Egypt's President Anwar Sadat last week urged the PLO to prepare to play its trump card by forming a government-in- exile. The next step then would be for the PLO to recognize Israel's nationhood, within its pre-1967 borders. Then the PLO, Western officials say, would have gone the extra mile and assumed the position of a potential negotiating partner.

The PLO, however, rejected Mr. Sadat's suggestion. "A trump card that is not played is valueless," observes one diplomat.

Moderate Arab officials say that recent statements by US Secretary of State Alexander Haig to the effect that some, but not all, PLO members are terrorist may point to a softening of the American view that thus far has written off the entire organization. A Jordanian officials says King Hussein's forthcoming visit to Washington may not be able to nudge President Reagan over to this view of the PLO, but combined with other developments, "it may be a nudge among many."

"We feel that the European initiative, along with our firm stand behind the PLO, what Sadat is saying, and what Haig is saying -- these all will help," the Jordanian says.

One scenerio talked of by Western sources (though not actually reflecting the policy goal of any nation) is that under the Labor Party in Israel the democratically elected mayors of West Bank towns could take a lead role in negotiating for the future Palestinian state, with PLO approval, in federation with Jordan.

Although King Hussein has made it clear he is not about to steal the PLO's negotiating role, he could support West Bankers and the PLO in their decision to federate with Jordan.

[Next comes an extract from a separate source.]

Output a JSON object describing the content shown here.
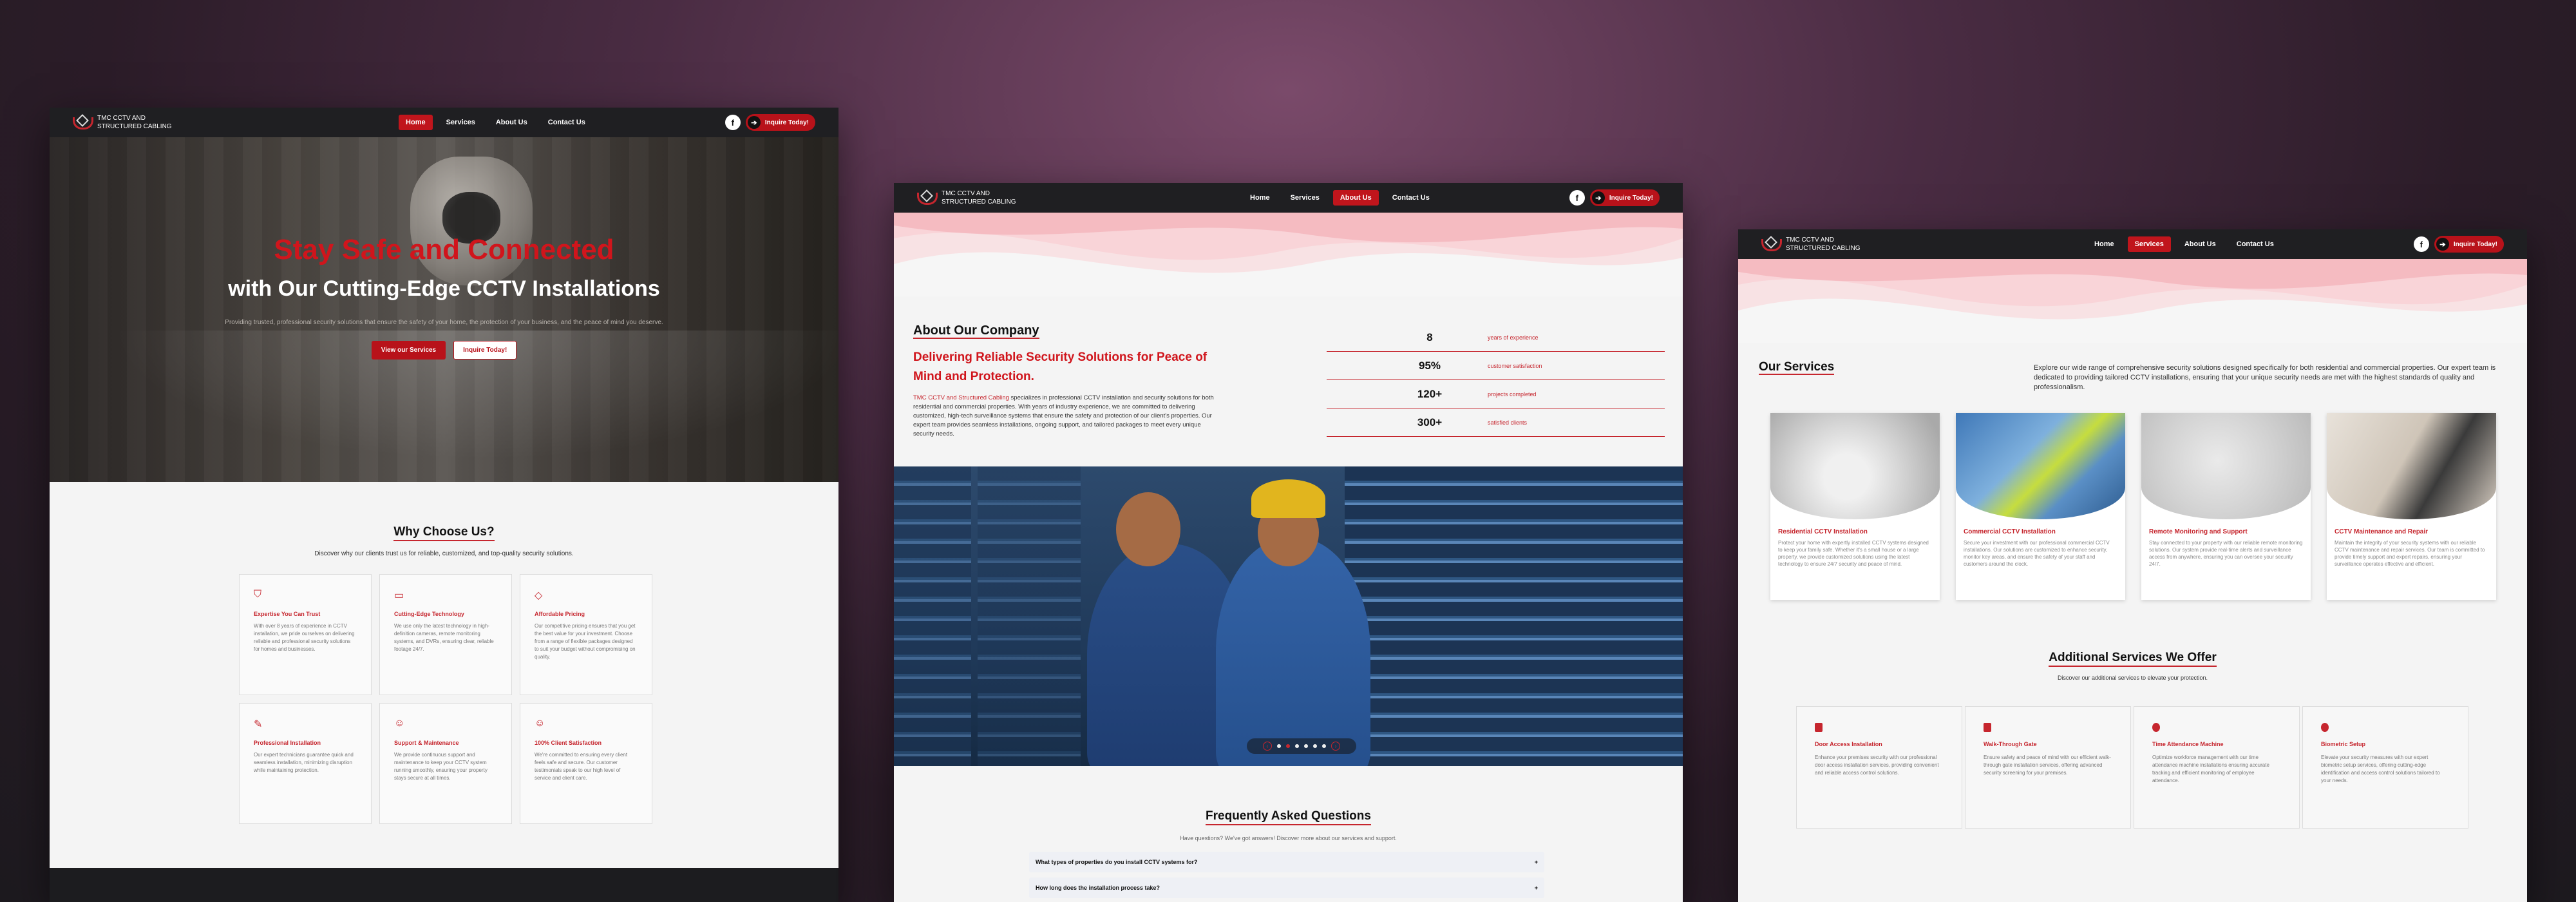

Another scenerio is that the PLO, realizing it is drifting further away from the West Bank through its relationship with Syria and its continued use of terror tactics, tells the elected mayors that they are the new PLO executive committee and the old PLO becomes an adviser in negotiating. This, is essence, would cause the formation of a new PLO on the West Bank -- where the real trading will take place anyway.

"After all," says one observer, "the PLO was never elected and has never governed. It may have taken on the job of leaidng, but it is not a legitimate government."

It should be noted, however, that these are but scenerios:* None of the most important players has yet begun to play them out in full.

Almost as many observers in the Middle East see the West Bank and Gaza as an unsolvable problem. The case for their view: Supporters of Palestine are far from united, as witness the Iran-Iraq war, Syrian-Jordanian difficulties, problems with Libya, and disputes in North Africa. Therefore, this side is unable to come up with a unified position on how to negotiate toward an eventual Palestinian state with the knowledge that Israel must be guaranteed its security.

These observers say President Reagan is firmly in the Israeli camp, and a new Labor government is Israel is likely to be merely a change of faces, not a change in expansionist policies. Seeing this, the PLO and Syria will all but give up diplomacy and revert to armed conflict.

"What can we expect now?" asks an Egyptian official frustrated by the stalled Camp David process. "Everybody says there could be a 'Jordanian option,' but look at Jerusalem, look at the West Bank settlements, the autonomy talks. What about a Palestinian option?"

Several pessimists even predict that Egypt and Israel will experience serious difficulties before 1982, when Israel is to relinquish the final one-third of Sinai to Egypt, and that Camp David itself will break down.

Thus, a breakthrough on the West Bank and Gaza will take major changes on the part of all parties -- confidence, moderation, maturity. The question is: In which direc tion are events leading?